I have something liek the following.
ip nat inside source static tcp 192.168.1.2 25 220.127.116.11 25 extendable
ip nat inside source static tcp 192.168.1.2 25 18.104.22.168 25 extendable
When i telnet to port 25 from outside the network. Only one of these will work at any one time. Not both.
There are also more post forwards to other computer and these appear ot randomly work / dont work. I belive the issue is because the packets are being sent back out the wrong interfaces. Does anyone have any suggestions to get around this?
The fix i have is not fully working. It still has issues.
Pritty much the cisco seems to have the same issue's and most other routers when trying todo this. It leaks packets out the wrong wan interfaces. eg packet comes in dialer 1 but goes out dialer 2.
So you create 2 route-map's eg
route-map Redirect permit 10
match ip address 152
set interface Dialer1
route-map Redirect permit 11
match ip address 153
set interface Vlan2
on the inside interface. Matching the source ip's after the nat and redirect them out the correct interface.
access-list 153 permit ip host 192.168.4.2 any
where 192.168.4.2 is the isp ip address
this however only partially works as things still seem to get stuck in a cache. so it still leaks packets just not to many.
What if instead of using two different ip nat inside statements with two different external IPs, you create a single external address in your NAT statement.
I assume from your post that you have two interfaces with IPs of 22.214.171.124 and 126.96.36.199. Could you create a NAT statement like this:
ip nat inside source static tcp 192.168.1.2 25 188.8.131.52 25
I think that what this would do is to forward any traffic for SMTP to the 192.168.1.25 address. Upon replying, this inside host traffic would be translated back to 184.108.40.206.
So, no matter which outside interface the reply goes out of, it would send the traffic with a destination address of 220.127.116.11.
You don't have to use IPs associated with a physical interface in NAT. You just have to own the IP that you are using in the NAT translation. And, routers would need to know how to get to the IP (18.104.22.168 in this case).
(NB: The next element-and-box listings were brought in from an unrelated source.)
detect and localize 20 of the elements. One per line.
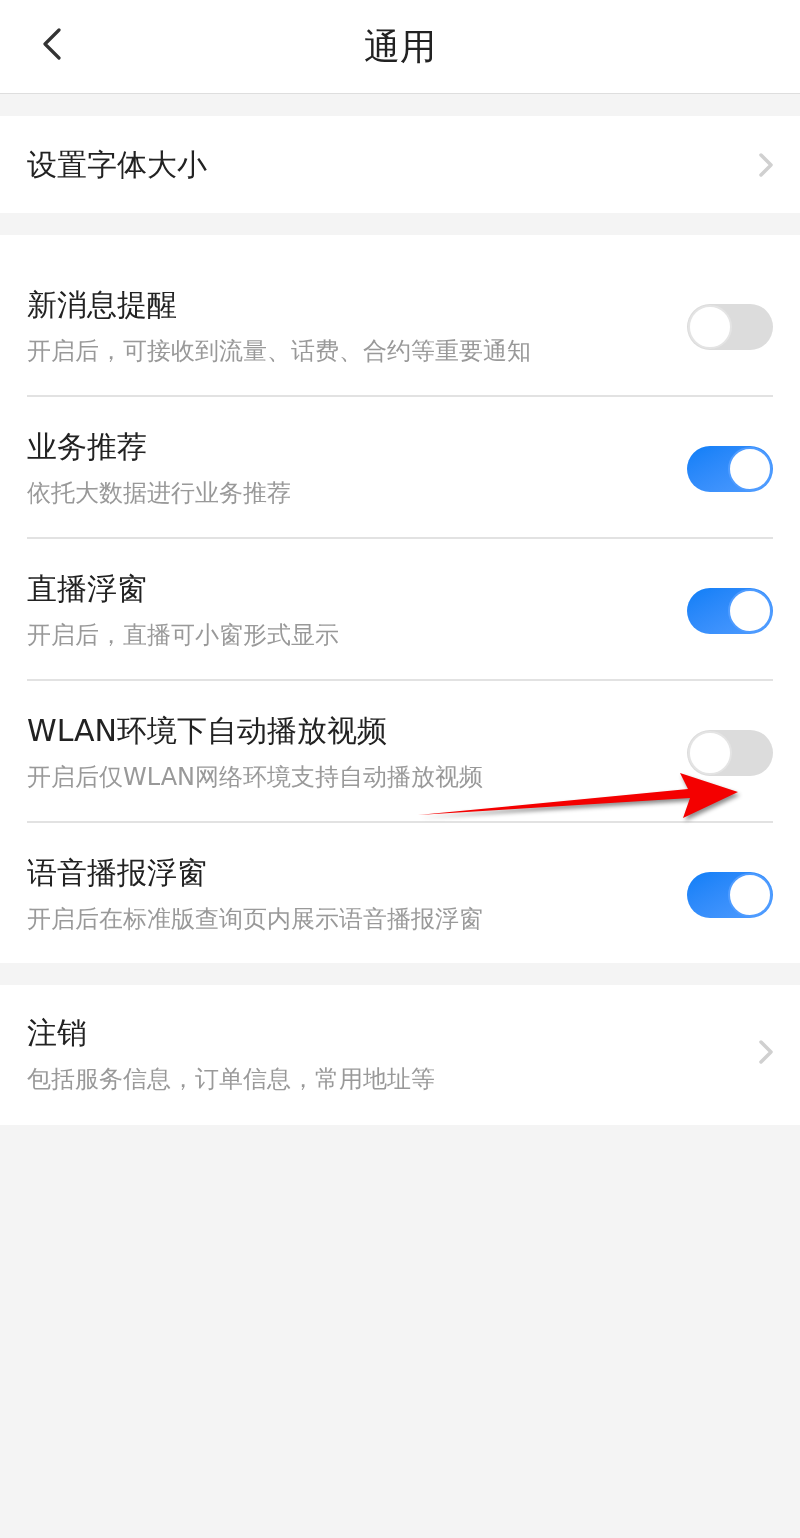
toggle-switch[interactable] bbox=[687, 588, 773, 634]
back-icon[interactable] bbox=[41, 28, 61, 60]
setting-title: 设置字体大小 bbox=[27, 146, 207, 183]
toggle-switch[interactable] bbox=[687, 304, 773, 350]
setting-description: 开启后在标准版查询页内展示语音播报浮窗 bbox=[27, 904, 483, 935]
setting-description: 开启后仅WLAN网络环境支持自动播放视频 bbox=[27, 762, 484, 793]
toggle-switch[interactable] bbox=[687, 730, 773, 776]
setting-title: 业务推荐 bbox=[27, 429, 147, 465]
setting-description: 依托大数据进行业务推荐 bbox=[27, 478, 291, 509]
setting-description: 包括服务信息，订单信息，常用地址等 bbox=[27, 1064, 435, 1095]
setting-title: 直播浮窗 bbox=[27, 571, 147, 607]
page-title: 通用 bbox=[364, 24, 436, 69]
toggle-switch[interactable] bbox=[687, 446, 773, 492]
toggle-switch[interactable] bbox=[687, 872, 773, 918]
setting-description: 开启后，直播可小窗形式显示 bbox=[27, 620, 339, 651]
setting-title: 新消息提醒 bbox=[27, 287, 177, 323]
setting-description: 开启后，可接收到流量、话费、合约等重要通知 bbox=[27, 336, 531, 367]
setting-title: WLAN环境下自动播放视频 bbox=[27, 713, 388, 749]
setting-title: 语音播报浮窗 bbox=[27, 855, 207, 891]
setting-title: 注销 bbox=[27, 1015, 87, 1051]
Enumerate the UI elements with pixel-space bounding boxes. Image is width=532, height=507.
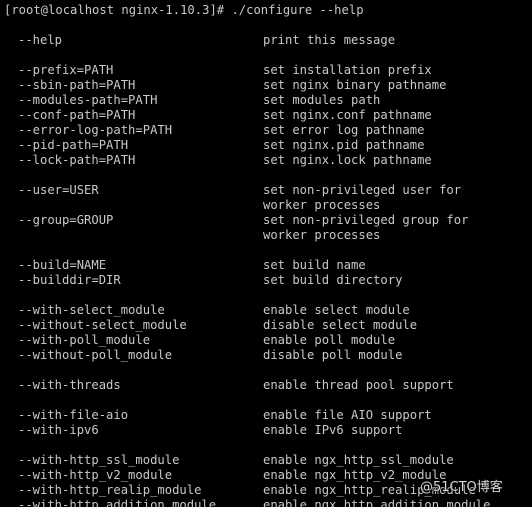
option-description: set non-privileged user for — [263, 183, 462, 197]
terminal-window[interactable]: [root@localhost nginx-1.10.3]# ./configu… — [0, 0, 532, 507]
option-name: --with-ipv6 — [18, 423, 99, 437]
option-name: --with-http_v2_module — [18, 468, 173, 482]
option-name: --without-poll_module — [18, 348, 173, 362]
option-description: set modules path — [263, 93, 381, 107]
option-description: set nginx.lock pathname — [263, 153, 432, 167]
option-description: disable poll module — [263, 348, 403, 362]
option-description: enable file AIO support — [263, 408, 432, 422]
option-description: set nginx binary pathname — [263, 78, 447, 92]
option-name: --conf-path=PATH — [18, 108, 136, 122]
option-description: set non-privileged group for — [263, 213, 469, 227]
option-description: set nginx.conf pathname — [263, 108, 432, 122]
option-name: --user=USER — [18, 183, 99, 197]
option-description: enable thread pool support — [263, 378, 454, 392]
option-description-continued: worker processes — [263, 228, 381, 242]
option-description: enable ngx_http_v2_module — [263, 468, 447, 482]
option-name: --lock-path=PATH — [18, 153, 136, 167]
option-name: --sbin-path=PATH — [18, 78, 136, 92]
option-description: enable IPv6 support — [263, 423, 403, 437]
option-name: --pid-path=PATH — [18, 138, 129, 152]
option-name: --build=NAME — [18, 258, 107, 272]
option-description: enable select module — [263, 303, 410, 317]
option-description-continued: worker processes — [263, 198, 381, 212]
option-name: --without-select_module — [18, 318, 187, 332]
option-description: set installation prefix — [263, 63, 432, 77]
option-description: set build name — [263, 258, 366, 272]
option-name: --with-http_ssl_module — [18, 453, 180, 467]
option-name: --prefix=PATH — [18, 63, 114, 77]
option-name: --with-poll_module — [18, 333, 151, 347]
option-name: --builddir=DIR — [18, 273, 121, 287]
option-description: set build directory — [263, 273, 403, 287]
option-description: enable poll module — [263, 333, 396, 347]
option-name: --error-log-path=PATH — [18, 123, 173, 137]
watermark: @51CTO博客 — [420, 480, 503, 495]
option-name: --modules-path=PATH — [18, 93, 158, 107]
option-description: set error log pathname — [263, 123, 425, 137]
option-description: print this message — [263, 33, 396, 47]
option-name: --group=GROUP — [18, 213, 114, 227]
option-name: --with-http_realip_module — [18, 483, 202, 497]
option-description: disable select module — [263, 318, 418, 332]
option-name: --with-threads — [18, 378, 121, 392]
option-name: --with-http_addition_module — [18, 498, 217, 507]
option-name: --with-file-aio — [18, 408, 129, 422]
option-description: set nginx.pid pathname — [263, 138, 425, 152]
option-description: enable ngx_http_addition_module — [263, 498, 491, 507]
command-prompt: [root@localhost nginx-1.10.3]# ./configu… — [4, 3, 364, 17]
option-name: --help — [18, 33, 63, 47]
option-name: --with-select_module — [18, 303, 165, 317]
option-description: enable ngx_http_ssl_module — [263, 453, 454, 467]
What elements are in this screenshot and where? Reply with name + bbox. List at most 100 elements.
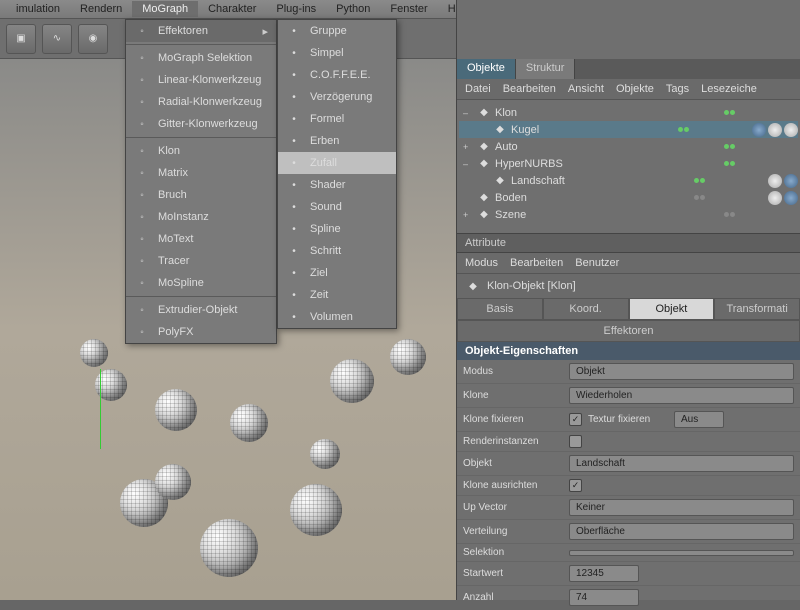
menu-item-effektoren[interactable]: ◦Effektoren▸ bbox=[126, 20, 276, 42]
textur-fix-field[interactable]: Aus bbox=[674, 411, 724, 428]
submenu-item-schritt[interactable]: •Schritt bbox=[278, 240, 396, 262]
item-icon: ◦ bbox=[134, 253, 150, 269]
prop-klone: Klone Wiederholen bbox=[457, 384, 800, 408]
objekt-field[interactable]: Landschaft bbox=[569, 455, 794, 472]
attr-tab-effektoren[interactable]: Effektoren bbox=[457, 320, 800, 342]
upvector-field[interactable]: Keiner bbox=[569, 499, 794, 516]
item-icon: • bbox=[286, 133, 302, 149]
expand-icon[interactable]: – bbox=[463, 159, 473, 169]
attr-tab-objekt[interactable]: Objekt bbox=[629, 298, 715, 320]
menu-item-polyfx[interactable]: ◦PolyFX bbox=[126, 321, 276, 343]
tag-icon[interactable] bbox=[768, 174, 782, 188]
menu-plug-ins[interactable]: Plug-ins bbox=[266, 1, 326, 17]
object-tree[interactable]: –◆Klon◆Kugel+◆Auto–◆HyperNURBS◆Landschaf… bbox=[457, 100, 800, 227]
anzahl-input[interactable]: 74 bbox=[569, 589, 639, 606]
obj-icon: ◆ bbox=[476, 156, 492, 172]
tree-row-hypernurbs[interactable]: –◆HyperNURBS bbox=[459, 155, 798, 172]
menu-item-matrix[interactable]: ◦Matrix bbox=[126, 162, 276, 184]
submenu-item-c-o-f-f-e-e-[interactable]: •C.O.F.F.E.E. bbox=[278, 64, 396, 86]
submenu-item-gruppe[interactable]: •Gruppe bbox=[278, 20, 396, 42]
tag-icon[interactable] bbox=[752, 123, 766, 137]
menu-fenster[interactable]: Fenster bbox=[380, 1, 437, 17]
item-icon: ◦ bbox=[134, 324, 150, 340]
klone-fix-checkbox[interactable]: ✓ bbox=[569, 413, 582, 426]
attr-tab-koord.[interactable]: Koord. bbox=[543, 298, 629, 320]
item-icon: • bbox=[286, 243, 302, 259]
objbar-tags[interactable]: Tags bbox=[666, 83, 689, 95]
menu-item-bruch[interactable]: ◦Bruch bbox=[126, 184, 276, 206]
submenu-item-shader[interactable]: •Shader bbox=[278, 174, 396, 196]
tag-icon[interactable] bbox=[768, 191, 782, 205]
submenu-item-erben[interactable]: •Erben bbox=[278, 130, 396, 152]
menu-item-mograph-selektion[interactable]: ◦MoGraph Selektion bbox=[126, 47, 276, 69]
tag-icon[interactable] bbox=[784, 174, 798, 188]
nurbs-tool[interactable]: ◉ bbox=[78, 24, 108, 54]
menu-mograph[interactable]: MoGraph bbox=[132, 1, 198, 17]
prop-ausrichten: Klone ausrichten ✓ bbox=[457, 476, 800, 496]
tree-row-boden[interactable]: ◆Boden bbox=[459, 189, 798, 206]
item-icon: ◦ bbox=[134, 187, 150, 203]
menu-item-radial-klonwerkzeug[interactable]: ◦Radial-Klonwerkzeug bbox=[126, 91, 276, 113]
expand-icon[interactable]: + bbox=[463, 210, 473, 220]
attrbar-bearbeiten[interactable]: Bearbeiten bbox=[510, 257, 563, 269]
item-icon: • bbox=[286, 23, 302, 39]
tab-objekte[interactable]: Objekte bbox=[457, 59, 516, 79]
tag-icon[interactable] bbox=[784, 123, 798, 137]
tree-row-klon[interactable]: –◆Klon bbox=[459, 104, 798, 121]
submenu-item-volumen[interactable]: •Volumen bbox=[278, 306, 396, 328]
ausrichten-checkbox[interactable]: ✓ bbox=[569, 479, 582, 492]
objbar-lesezeiche[interactable]: Lesezeiche bbox=[701, 83, 757, 95]
menu-rendern[interactable]: Rendern bbox=[70, 1, 132, 17]
submenu-item-sound[interactable]: •Sound bbox=[278, 196, 396, 218]
item-icon: • bbox=[286, 89, 302, 105]
objbar-bearbeiten[interactable]: Bearbeiten bbox=[503, 83, 556, 95]
item-icon: ◦ bbox=[134, 302, 150, 318]
tab-struktur[interactable]: Struktur bbox=[516, 59, 576, 79]
menu-charakter[interactable]: Charakter bbox=[198, 1, 266, 17]
render-checkbox[interactable] bbox=[569, 435, 582, 448]
objbar-ansicht[interactable]: Ansicht bbox=[568, 83, 604, 95]
verteilung-field[interactable]: Oberfläche bbox=[569, 523, 794, 540]
objbar-datei[interactable]: Datei bbox=[465, 83, 491, 95]
menu-item-klon[interactable]: ◦Klon bbox=[126, 140, 276, 162]
objbar-objekte[interactable]: Objekte bbox=[616, 83, 654, 95]
expand-icon[interactable]: + bbox=[463, 142, 473, 152]
submenu-item-formel[interactable]: •Formel bbox=[278, 108, 396, 130]
submenu-item-simpel[interactable]: •Simpel bbox=[278, 42, 396, 64]
submenu-item-spline[interactable]: •Spline bbox=[278, 218, 396, 240]
klone-field[interactable]: Wiederholen bbox=[569, 387, 794, 404]
menu-imulation[interactable]: imulation bbox=[6, 1, 70, 17]
menu-item-tracer[interactable]: ◦Tracer bbox=[126, 250, 276, 272]
menu-item-moinstanz[interactable]: ◦MoInstanz bbox=[126, 206, 276, 228]
tree-row-auto[interactable]: +◆Auto bbox=[459, 138, 798, 155]
menu-item-extrudier-objekt[interactable]: ◦Extrudier-Objekt bbox=[126, 299, 276, 321]
submenu-item-ziel[interactable]: •Ziel bbox=[278, 262, 396, 284]
tree-row-szene[interactable]: +◆Szene bbox=[459, 206, 798, 223]
menu-item-linear-klonwerkzeug[interactable]: ◦Linear-Klonwerkzeug bbox=[126, 69, 276, 91]
klon-icon: ◆ bbox=[465, 278, 481, 294]
tag-icon[interactable] bbox=[768, 123, 782, 137]
selektion-field[interactable] bbox=[569, 550, 794, 556]
cube-tool[interactable]: ▣ bbox=[6, 24, 36, 54]
submenu-item-zufall[interactable]: •Zufall bbox=[278, 152, 396, 174]
attr-tab-transformati[interactable]: Transformati bbox=[714, 298, 800, 320]
startwert-input[interactable]: 12345 bbox=[569, 565, 639, 582]
modus-field[interactable]: Objekt bbox=[569, 363, 794, 380]
attrbar-benutzer[interactable]: Benutzer bbox=[575, 257, 619, 269]
prop-renderinstanzen: Renderinstanzen bbox=[457, 432, 800, 452]
tree-row-kugel[interactable]: ◆Kugel bbox=[459, 121, 798, 138]
menu-python[interactable]: Python bbox=[326, 1, 380, 17]
submenu-item-verz-gerung[interactable]: •Verzögerung bbox=[278, 86, 396, 108]
attrbar-modus[interactable]: Modus bbox=[465, 257, 498, 269]
expand-icon[interactable]: – bbox=[463, 108, 473, 118]
menu-item-motext[interactable]: ◦MoText bbox=[126, 228, 276, 250]
tree-row-landschaft[interactable]: ◆Landschaft bbox=[459, 172, 798, 189]
submenu-item-zeit[interactable]: •Zeit bbox=[278, 284, 396, 306]
menu-item-gitter-klonwerkzeug[interactable]: ◦Gitter-Klonwerkzeug bbox=[126, 113, 276, 135]
menu-item-mospline[interactable]: ◦MoSpline bbox=[126, 272, 276, 294]
spline-tool[interactable]: ∿ bbox=[42, 24, 72, 54]
tag-icon[interactable] bbox=[784, 191, 798, 205]
attr-tab-basis[interactable]: Basis bbox=[457, 298, 543, 320]
obj-icon: ◆ bbox=[492, 122, 508, 138]
item-icon: • bbox=[286, 177, 302, 193]
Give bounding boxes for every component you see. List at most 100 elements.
I think that what is happening in your case is that if you telnet to 22.214.171.124:25 it is hitting that interface but the reply can be translated with an address 126.96.36.199 and this just won't work because the host is expecting a response from 188.8.131.52.
Let me know your thoughts.
Unfortunatly that wont work as the 2 external addresses are with different isp's which have rougue packet filters and both isp's only provide a single ip address each.
The ip nat inside statements are using the hard coded ip's otherwise you cannot create them on both external interfaces as ios will say that it is already in use.
Or a easyier way to trigger the problem.
From a remote host. telent to external ip1 the connection will work. Then telnet to external ip2 the connection will not work.
Disconnect / clear the router cache.
telnet to external ip2 and the connection will work. But the conneciton to external ip1 will now not work.
this is 100% reproducable ;)
your router configuration seems to be correct.
my only concern about your conf is that you have enabled per-port cef load sharing , can u disable that one and try again.
no ip cef load-sharing algorithm include-ports
Its more stable with it on than off. Which would seem correct since the routing cache is both per port and host instead of just by host.